Growth in U.S. service sector activity reaccelerated by more than anticipated in the month of October after a pullback in September, according to a report released by the Institute for Supply Management on Tuesday.
The ISM said its non-manufacturing index climbed to 54.7 in October from 52.6 in September, with a reading above 50 indicating growth in the service sector. Economists had expected the index to inch up to 53.2.
The bigger than expected increase by the headline index came as the business activity index rebounded to 57.0 in October from 55.2 in September and the new orders index jumped to 55.6 from 53.7.

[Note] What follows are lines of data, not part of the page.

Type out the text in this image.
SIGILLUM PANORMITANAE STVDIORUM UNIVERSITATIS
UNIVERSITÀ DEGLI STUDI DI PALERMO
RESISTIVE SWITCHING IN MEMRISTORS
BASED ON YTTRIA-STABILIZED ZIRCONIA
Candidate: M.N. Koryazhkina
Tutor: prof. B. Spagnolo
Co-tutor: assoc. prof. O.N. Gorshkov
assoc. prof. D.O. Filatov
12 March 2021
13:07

The employment index also showed a notable increase, surging up to 53.7 in October from 50.4 percent in September and indicating a reacceleration in the pace of job growth in the service sector.

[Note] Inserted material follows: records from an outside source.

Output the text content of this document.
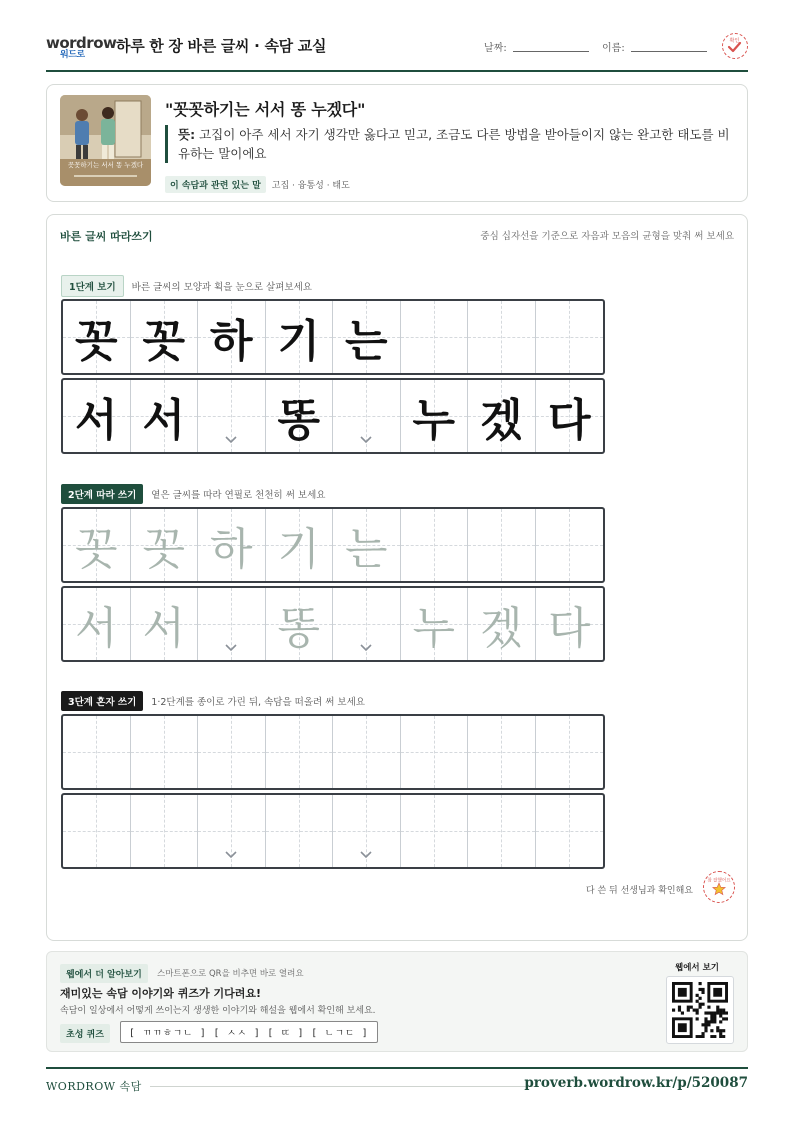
wordrow
워드로	하루 한 장 바른 글씨 · 속담 교실	날짜:	이름:
확인
꼿꼿하기는 서서 똥 누겠다
"꼿꼿하기는 서서 똥 누겠다"
뜻: 고집이 아주 세서 자기 생각만 옳다고 믿고, 조금도 다른 방법을 받아들이지 않는 완고한 태도를 비유하는 말이에요
이 속담과 관련 있는 말	고집 · 융통성 · 태도
바른 글씨 따라쓰기	중심 십자선을 기준으로 자음과 모음의 균형을 맞춰 써 보세요
1단계 보기	바른 글씨의 모양과 획을 눈으로 살펴보세요
꼿 꼿 하 기 는
서 서 똥 누 겠 다
2단계 따라 쓰기	옅은 글씨를 따라 연필로 천천히 써 보세요
꼿 꼿 하 기 는
서 서 똥 누 겠 다
3단계 혼자 쓰기	1·2단계를 종이로 가린 뒤, 속담을 떠올려 써 보세요
다 쓴 뒤 선생님과 확인해요
참 잘했어요
웹에서 더 알아보기	스마트폰으로 QR을 비추면 바로 열려요
재미있는 속담 이야기와 퀴즈가 기다려요!
속담이 일상에서 어떻게 쓰이는지 생생한 이야기와 해설을 웹에서 확인해 보세요.
초성 퀴즈	[ ㄲㄲㅎㄱㄴ ] [ ㅅㅅ ] [ ㄸ ] [ ㄴㄱㄷ ]
웹에서 보기
WORDROW 속담	proverb.wordrow.kr/p/520087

Meanwhile, the report said the prices index slumped to 56.6 in October from 60.0 in September, pointing to a slowdown in the pace of job growth.
Despite the rebound in the pace of service sector growth, Anthony Nieves, Chair of the ISM Non-Manufacturing Business Survey Committee, noted “respondents continue to be concerned about tariffs, labor resources and the geopolitical climate.”
Last Friday, the ISM released a separate report showing U.S. manufacturing activity continued to contract in the month of October but at a slightly slower pace.
The ISM said its purchasing managers index crept up 48.3 in October from 47.8 in September, although a reading below 50 still indicates a contraction in manufacturing activity. Economists had expected the index to rise to 48.9.
In the previous month, the index fell to its lowest level since hitting 46.3 in June of 2009, the last month of the Great Recession.